La baisse des demandes d’asile contribuerait enfin à affaiblir l’attrait des discours de repli nationaliste auprès de l’opinion publique. Les images de la souffrance des réfugiés aux portes de l’Europe, en particulier en mer Méditerranée et en Grèce – aggravée par le COVID-19 – contribuent à une forte mobilisation de l’opinion publique progressiste et des parlementaires de gauche sur ce thème.10 Enfin, la misère observée dans différents centres urbains suisses a peut-être marqué les esprits. Parmi cette population très précarisée, on trouve une proportion de personnes migrantes avec ou sans permis de séjour. De nombreuses femmes employées dans l’économie domestique n’osent ainsi pas se tourner vers l’aide sociale, car cela compromettrait leur droit de séjour et leurs chances de naturalisation. C’est une des raisons pour lesquelles de longues files d’attente se forment là où des organes caritatifs distribuent de la nourriture.11 La raison de ces conditions intolérables est que la loi révisée sur les étrangers ne tient pas compte du droit garanti par la Constitution à l’assistance sociale (Cst art. 115). Selon la situation, cette loi porte atteinte au droit de la population étrangère résidente à l’assistance sociale. « Cette loi, qui a été par la même occasion rebaptisée loi sur les étrangers et l’intégration (LEI), est entrée en vigueur en deux étapes. Depuis le 1er janvier 2018, les bénéficiaires de l’aide sociale compromettent grandement leurs chances de naturalisation et, depuis le 1er janvier 2019, mettent aussi en danger leur droit de séjour. Depuis lors, un permis d’établissement (permis C) peut être rétrogradé en permis de séjour (permis B), ou le droit de séjour peut être retiré complètement si les exigences très élevées en matière d’intégration prévues à l’article 58a de la LEI ne sont pas remplies.
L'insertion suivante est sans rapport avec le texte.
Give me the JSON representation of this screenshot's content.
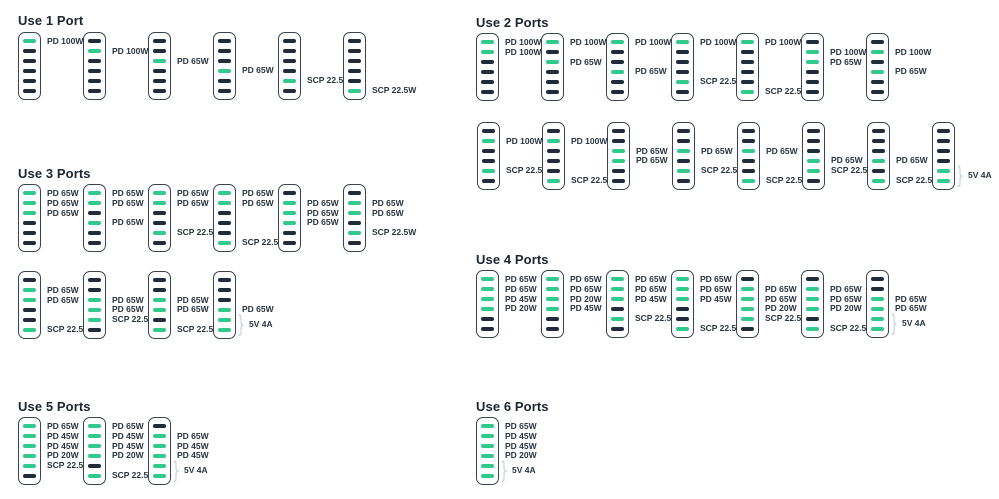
{
  "device": {
    "ports_per_charger": 6
  },
  "colors": {
    "port_active": "#31c98c",
    "port_inactive": "#212b39",
    "charger_border": "#3a444f",
    "label_text": "#2a3440",
    "title_text": "#1d2532",
    "bracket": "#ccd2d8",
    "background": "#ffffff"
  },
  "sections": [
    {
      "title": "Use 1 Port",
      "rows": [
        [
          {
            "active_ports": [
              1
            ],
            "labels": [
              {
                "port": 1,
                "text": "PD 100W"
              }
            ]
          },
          {
            "active_ports": [
              2
            ],
            "labels": [
              {
                "port": 2,
                "text": "PD 100W"
              }
            ]
          },
          {
            "active_ports": [
              3
            ],
            "labels": [
              {
                "port": 3,
                "text": "PD 65W"
              }
            ]
          },
          {
            "active_ports": [
              4
            ],
            "labels": [
              {
                "port": 4,
                "text": "PD 65W"
              }
            ]
          },
          {
            "active_ports": [
              5
            ],
            "labels": [
              {
                "port": 5,
                "text": "SCP 22.5W"
              }
            ]
          },
          {
            "active_ports": [
              6
            ],
            "labels": [
              {
                "port": 6,
                "text": "SCP 22.5W"
              }
            ]
          }
        ]
      ]
    },
    {
      "title": "Use 2 Ports",
      "rows": [
        [
          {
            "active_ports": [
              1,
              2
            ],
            "labels": [
              {
                "port": 1,
                "text": "PD 100W"
              },
              {
                "port": 2,
                "text": "PD 100W"
              }
            ]
          },
          {
            "active_ports": [
              1,
              3
            ],
            "labels": [
              {
                "port": 1,
                "text": "PD 100W"
              },
              {
                "port": 3,
                "text": "PD 65W"
              }
            ]
          },
          {
            "active_ports": [
              1,
              4
            ],
            "labels": [
              {
                "port": 1,
                "text": "PD 100W"
              },
              {
                "port": 4,
                "text": "PD 65W"
              }
            ]
          },
          {
            "active_ports": [
              1,
              5
            ],
            "labels": [
              {
                "port": 1,
                "text": "PD 100W"
              },
              {
                "port": 5,
                "text": "SCP 22.5W"
              }
            ]
          },
          {
            "active_ports": [
              1,
              6
            ],
            "labels": [
              {
                "port": 1,
                "text": "PD 100W"
              },
              {
                "port": 6,
                "text": "SCP 22.5W"
              }
            ]
          },
          {
            "active_ports": [
              2,
              3
            ],
            "labels": [
              {
                "port": 2,
                "text": "PD 100W"
              },
              {
                "port": 3,
                "text": "PD 65W"
              }
            ]
          },
          {
            "active_ports": [
              2,
              4
            ],
            "labels": [
              {
                "port": 2,
                "text": "PD 100W"
              },
              {
                "port": 4,
                "text": "PD 65W"
              }
            ]
          }
        ],
        [
          {
            "active_ports": [
              2,
              5
            ],
            "labels": [
              {
                "port": 2,
                "text": "PD 100W"
              },
              {
                "port": 5,
                "text": "SCP 22.5W"
              }
            ]
          },
          {
            "active_ports": [
              2,
              6
            ],
            "labels": [
              {
                "port": 2,
                "text": "PD 100W"
              },
              {
                "port": 6,
                "text": "SCP 22.5W"
              }
            ]
          },
          {
            "active_ports": [
              3,
              4
            ],
            "labels": [
              {
                "port": 3,
                "text": "PD 65W"
              },
              {
                "port": 4,
                "text": "PD 65W"
              }
            ]
          },
          {
            "active_ports": [
              3,
              5
            ],
            "labels": [
              {
                "port": 3,
                "text": "PD 65W"
              },
              {
                "port": 5,
                "text": "SCP 22.5W"
              }
            ]
          },
          {
            "active_ports": [
              3,
              6
            ],
            "labels": [
              {
                "port": 3,
                "text": "PD 65W"
              },
              {
                "port": 6,
                "text": "SCP 22.5W"
              }
            ]
          },
          {
            "active_ports": [
              4,
              5
            ],
            "labels": [
              {
                "port": 4,
                "text": "PD 65W"
              },
              {
                "port": 5,
                "text": "SCP 22.5W"
              }
            ]
          },
          {
            "active_ports": [
              4,
              6
            ],
            "labels": [
              {
                "port": 4,
                "text": "PD 65W"
              },
              {
                "port": 6,
                "text": "SCP 22.5W"
              }
            ]
          },
          {
            "active_ports": [
              5,
              6
            ],
            "labels": [],
            "bracket": {
              "ports": [
                5,
                6
              ],
              "text": "5V 4A"
            }
          }
        ]
      ]
    },
    {
      "title": "Use 3 Ports",
      "rows": [
        [
          {
            "active_ports": [
              1,
              2,
              3
            ],
            "labels": [
              {
                "port": 1,
                "text": "PD 65W"
              },
              {
                "port": 2,
                "text": "PD 65W"
              },
              {
                "port": 3,
                "text": "PD 65W"
              }
            ]
          },
          {
            "active_ports": [
              1,
              2,
              4
            ],
            "labels": [
              {
                "port": 1,
                "text": "PD 65W"
              },
              {
                "port": 2,
                "text": "PD 65W"
              },
              {
                "port": 4,
                "text": "PD 65W"
              }
            ]
          },
          {
            "active_ports": [
              1,
              2,
              5
            ],
            "labels": [
              {
                "port": 1,
                "text": "PD 65W"
              },
              {
                "port": 2,
                "text": "PD 65W"
              },
              {
                "port": 5,
                "text": "SCP 22.5W"
              }
            ]
          },
          {
            "active_ports": [
              1,
              2,
              6
            ],
            "labels": [
              {
                "port": 1,
                "text": "PD 65W"
              },
              {
                "port": 2,
                "text": "PD 65W"
              },
              {
                "port": 6,
                "text": "SCP 22.5W"
              }
            ]
          },
          {
            "active_ports": [
              2,
              3,
              4
            ],
            "labels": [
              {
                "port": 2,
                "text": "PD 65W"
              },
              {
                "port": 3,
                "text": "PD 65W"
              },
              {
                "port": 4,
                "text": "PD 65W"
              }
            ]
          },
          {
            "active_ports": [
              2,
              3,
              5
            ],
            "labels": [
              {
                "port": 2,
                "text": "PD 65W"
              },
              {
                "port": 3,
                "text": "PD 65W"
              },
              {
                "port": 5,
                "text": "SCP 22.5W"
              }
            ]
          }
        ],
        [
          {
            "active_ports": [
              2,
              3,
              6
            ],
            "labels": [
              {
                "port": 2,
                "text": "PD 65W"
              },
              {
                "port": 3,
                "text": "PD 65W"
              },
              {
                "port": 6,
                "text": "SCP 22.5W"
              }
            ]
          },
          {
            "active_ports": [
              3,
              4,
              5
            ],
            "labels": [
              {
                "port": 3,
                "text": "PD 65W"
              },
              {
                "port": 4,
                "text": "PD 65W"
              },
              {
                "port": 5,
                "text": "SCP 22.5W"
              }
            ]
          },
          {
            "active_ports": [
              3,
              4,
              6
            ],
            "labels": [
              {
                "port": 3,
                "text": "PD 65W"
              },
              {
                "port": 4,
                "text": "PD 65W"
              },
              {
                "port": 6,
                "text": "SCP 22.5W"
              }
            ]
          },
          {
            "active_ports": [
              4,
              5,
              6
            ],
            "labels": [
              {
                "port": 4,
                "text": "PD 65W"
              }
            ],
            "bracket": {
              "ports": [
                5,
                6
              ],
              "text": "5V 4A"
            }
          }
        ]
      ]
    },
    {
      "title": "Use 4 Ports",
      "rows": [
        [
          {
            "active_ports": [
              1,
              2,
              3,
              4
            ],
            "labels": [
              {
                "port": 1,
                "text": "PD 65W"
              },
              {
                "port": 2,
                "text": "PD 65W"
              },
              {
                "port": 3,
                "text": "PD 45W"
              },
              {
                "port": 4,
                "text": "PD 20W"
              }
            ]
          },
          {
            "active_ports": [
              1,
              2,
              3,
              4
            ],
            "labels": [
              {
                "port": 1,
                "text": "PD 65W"
              },
              {
                "port": 2,
                "text": "PD 65W"
              },
              {
                "port": 3,
                "text": "PD 20W"
              },
              {
                "port": 4,
                "text": "PD 45W"
              }
            ]
          },
          {
            "active_ports": [
              1,
              2,
              3,
              5
            ],
            "labels": [
              {
                "port": 1,
                "text": "PD 65W"
              },
              {
                "port": 2,
                "text": "PD 65W"
              },
              {
                "port": 3,
                "text": "PD 45W"
              },
              {
                "port": 5,
                "text": "SCP 22.5W"
              }
            ]
          },
          {
            "active_ports": [
              1,
              2,
              3,
              6
            ],
            "labels": [
              {
                "port": 1,
                "text": "PD 65W"
              },
              {
                "port": 2,
                "text": "PD 65W"
              },
              {
                "port": 3,
                "text": "PD 45W"
              },
              {
                "port": 6,
                "text": "SCP 22.5W"
              }
            ]
          },
          {
            "active_ports": [
              2,
              3,
              4,
              5
            ],
            "labels": [
              {
                "port": 2,
                "text": "PD 65W"
              },
              {
                "port": 3,
                "text": "PD 65W"
              },
              {
                "port": 4,
                "text": "PD 20W"
              },
              {
                "port": 5,
                "text": "SCP 22.5W"
              }
            ]
          },
          {
            "active_ports": [
              2,
              3,
              4,
              6
            ],
            "labels": [
              {
                "port": 2,
                "text": "PD 65W"
              },
              {
                "port": 3,
                "text": "PD 65W"
              },
              {
                "port": 4,
                "text": "PD 20W"
              },
              {
                "port": 6,
                "text": "SCP 22.5W"
              }
            ]
          },
          {
            "active_ports": [
              3,
              4,
              5,
              6
            ],
            "labels": [
              {
                "port": 3,
                "text": "PD 65W"
              },
              {
                "port": 4,
                "text": "PD 65W"
              }
            ],
            "bracket": {
              "ports": [
                5,
                6
              ],
              "text": "5V 4A"
            }
          }
        ]
      ]
    },
    {
      "title": "Use 5 Ports",
      "rows": [
        [
          {
            "active_ports": [
              1,
              2,
              3,
              4,
              5
            ],
            "labels": [
              {
                "port": 1,
                "text": "PD 65W"
              },
              {
                "port": 2,
                "text": "PD 45W"
              },
              {
                "port": 3,
                "text": "PD 45W"
              },
              {
                "port": 4,
                "text": "PD 20W"
              },
              {
                "port": 5,
                "text": "SCP 22.5W"
              }
            ]
          },
          {
            "active_ports": [
              1,
              2,
              3,
              4,
              6
            ],
            "labels": [
              {
                "port": 1,
                "text": "PD 65W"
              },
              {
                "port": 2,
                "text": "PD 45W"
              },
              {
                "port": 3,
                "text": "PD 45W"
              },
              {
                "port": 4,
                "text": "PD 20W"
              },
              {
                "port": 6,
                "text": "SCP 22.5W"
              }
            ]
          },
          {
            "active_ports": [
              2,
              3,
              4,
              5,
              6
            ],
            "labels": [
              {
                "port": 2,
                "text": "PD 65W"
              },
              {
                "port": 3,
                "text": "PD 45W"
              },
              {
                "port": 4,
                "text": "PD 45W"
              }
            ],
            "bracket": {
              "ports": [
                5,
                6
              ],
              "text": "5V 4A"
            }
          }
        ]
      ]
    },
    {
      "title": "Use 6 Ports",
      "rows": [
        [
          {
            "active_ports": [
              1,
              2,
              3,
              4,
              5,
              6
            ],
            "labels": [
              {
                "port": 1,
                "text": "PD 65W"
              },
              {
                "port": 2,
                "text": "PD 45W"
              },
              {
                "port": 3,
                "text": "PD 45W"
              },
              {
                "port": 4,
                "text": "PD 20W"
              }
            ],
            "bracket": {
              "ports": [
                5,
                6
              ],
              "text": "5V 4A"
            }
          }
        ]
      ]
    }
  ]
}
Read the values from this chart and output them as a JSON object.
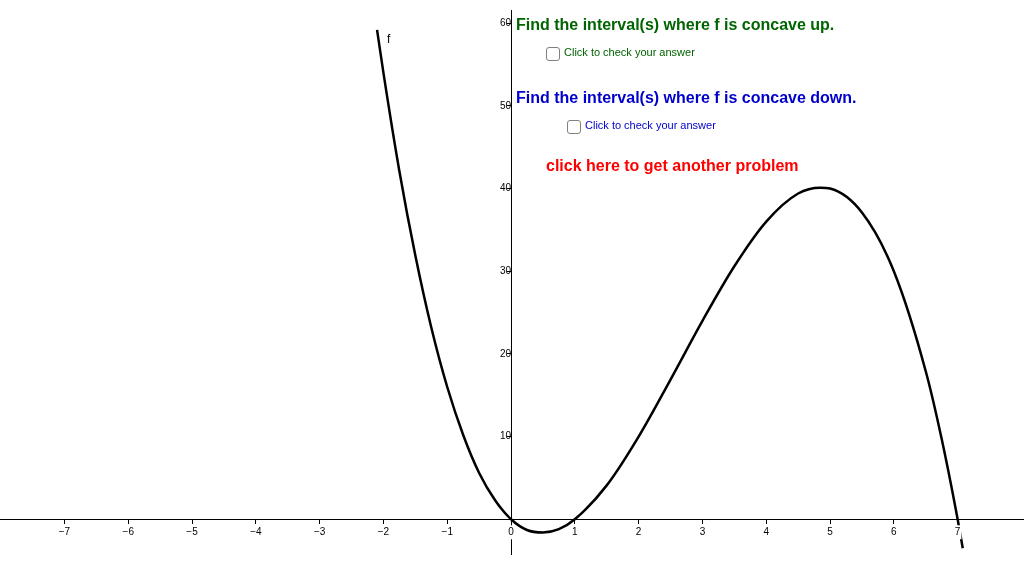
{
  "chart_data": {
    "type": "line",
    "xlim": [
      -8.01,
      8.04
    ],
    "ylim": [
      -4.2,
      61.6
    ],
    "xticks": [
      {
        "value": -7,
        "label": "−7"
      },
      {
        "value": -6,
        "label": "−6"
      },
      {
        "value": -5,
        "label": "−5"
      },
      {
        "value": -4,
        "label": "−4"
      },
      {
        "value": -3,
        "label": "−3"
      },
      {
        "value": -2,
        "label": "−2"
      },
      {
        "value": -1,
        "label": "−1"
      },
      0,
      1,
      2,
      3,
      4,
      5,
      6,
      7
    ],
    "yticks": [
      10,
      20,
      30,
      40,
      50,
      60
    ],
    "grid": false,
    "legend": false,
    "marker": "none",
    "line_style": "solid",
    "series": [
      {
        "name": "f",
        "color": "#000000",
        "x": [
          -2.1,
          -2,
          -1.75,
          -1.5,
          -1.25,
          -1,
          -0.75,
          -0.5,
          -0.25,
          0,
          0.25,
          0.5,
          0.75,
          1,
          1.5,
          2,
          2.5,
          3,
          3.5,
          4,
          4.5,
          4.85,
          5,
          5.5,
          6,
          6.5,
          6.75,
          7,
          7.08
        ],
        "values": [
          59.2,
          54,
          42.1,
          31.9,
          23.2,
          16,
          10.2,
          5.6,
          2.3,
          0,
          -1.3,
          -1.6,
          -1.2,
          0,
          4.1,
          10,
          16.9,
          24,
          30.6,
          36,
          39.4,
          40.1,
          40,
          37.1,
          30,
          17.9,
          9.7,
          0,
          -3.5
        ]
      }
    ],
    "annotations": [
      "Find the interval(s) where f is concave up.",
      "Click to check your answer",
      "Find the interval(s) where f is concave down.",
      "Click to check your answer",
      "click here to get another problem"
    ]
  }
}
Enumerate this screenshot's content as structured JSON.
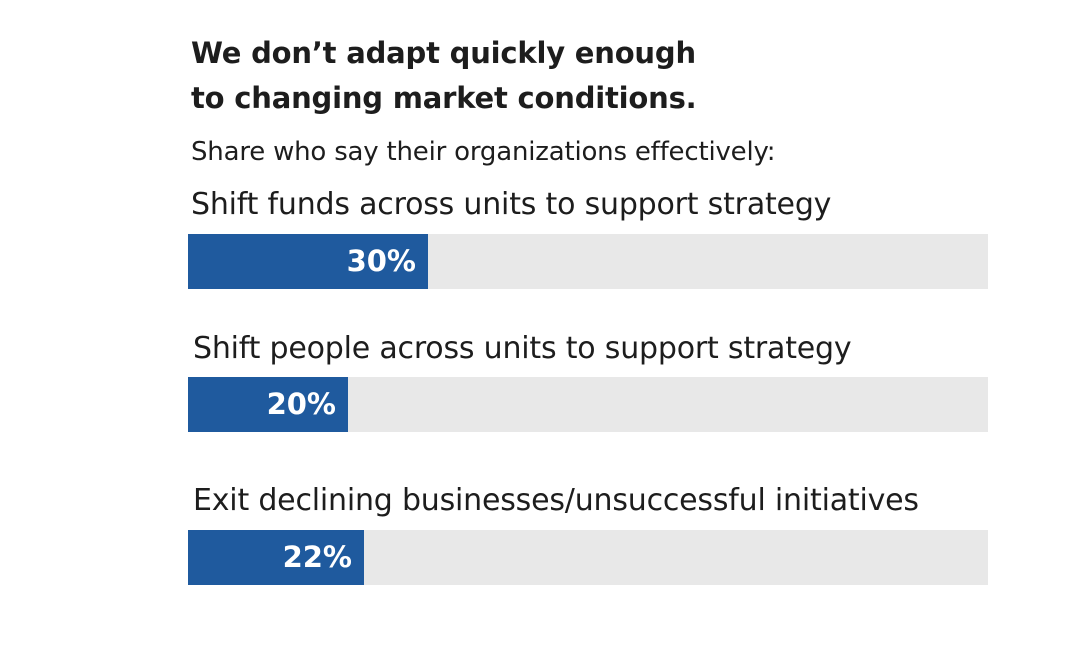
{
  "chart_data": {
    "type": "bar",
    "orientation": "horizontal",
    "title": "We don’t adapt quickly enough to changing market conditions.",
    "title_lines": [
      "We don’t adapt quickly enough",
      "to changing market conditions."
    ],
    "subtitle": "Share who say their organizations effectively:",
    "categories": [
      "Shift funds across units to support strategy",
      "Shift people across units to support strategy",
      "Exit declining businesses/unsuccessful initiatives"
    ],
    "values": [
      30,
      20,
      22
    ],
    "value_labels": [
      "30%",
      "20%",
      "22%"
    ],
    "xlim": [
      0,
      100
    ],
    "grid": false,
    "colors": {
      "bar": "#1f5a9e",
      "track": "#e8e8e8",
      "value_text": "#ffffff"
    }
  }
}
On constate de plus que les personnes précarisées ont non seulement peur de demander l’aide sociale, elles évitent également de faire appel aux organisations qualifiées dans le domaine de l’intégration », dénonce Kurt Zubler, délégué à l’intégration des étrangers du canton de Schaffhouse.12

 

Poursuivre les négociations avec l’Europe

Tout comme la population suisse, les migrants – qu’ils soient européens ou originaires d’État-tiers, qu’ils soient avec ou sans permis de séjour – sont menacés par l’initiative de limitation. La tentation du repli identitaire et nationaliste se fait malheureusement observer en ce moment dans plusieurs pays de l’Union européenne, en particulier en Europe centrale et orientale. Au lendemain du 27 septembre, nos autorités reprendront les négociations avec l’Union européenne à propos de l’accord-cadre. L’accord finalisé fin 2018 entre la Commission européenne et le Conseil fédéral ne va semble-t-il pas être remis en cause. Cependant, des clarifications devront être apportées sur plusieurs points. Celles-ci concernent en particulier les mesures d’accompagnement, les aides d’État et la question de la citoyenneté.13 Nos autorités doivent veiller à renforcer les partisans du multilatéralisme sur le vieux continent, à plus forte raison compte tenu du contexte de la pandémie. Renforcer les forces progressistes et humanistes en Europe afin de trouver avec elles des solutions communes est un idéal qui vaut la peine d’être poursuivi. Une telle politique est aussi dans notre intérêt.14

 

©Evenement syndical


Références :

1. Argumentaire Initiative populaire « Pour une immigration modérée (Initiative de limitation) », https://www.initiative-de-limitation.ch/wp-content/uploads/sites/4/IDL-argumentaire.pdf

2. « La Suisse et l’UE ont signé sept accords bilatéraux, que le peuple suisse a acceptés en 2000 par 67,2 % des voix. Ces accords garantissent aux entreprises suisses l’accès au marché européen. Il s’agit notamment de l’accord sur la libre circulation des personnes (ALCP), qui permet aux citoyens suisses – à certaines conditions – de vivre, de travailler et d’étudier dans l’UE, et inversement pour les citoyens de l’UE. Il est prévu que si l’ALCP est dénoncé, les six autres accords cesseront également d’être en vigueur (clause guillotine) », Initiative populaire « Pour une immigration modérée, Le Conseil fédéral, Portail du gouvernement suisse », https://www.admin.ch/gov/fr/accueil/documentation/votations/20200927/initiative-populaire-pour-une-immigration-moderee.html.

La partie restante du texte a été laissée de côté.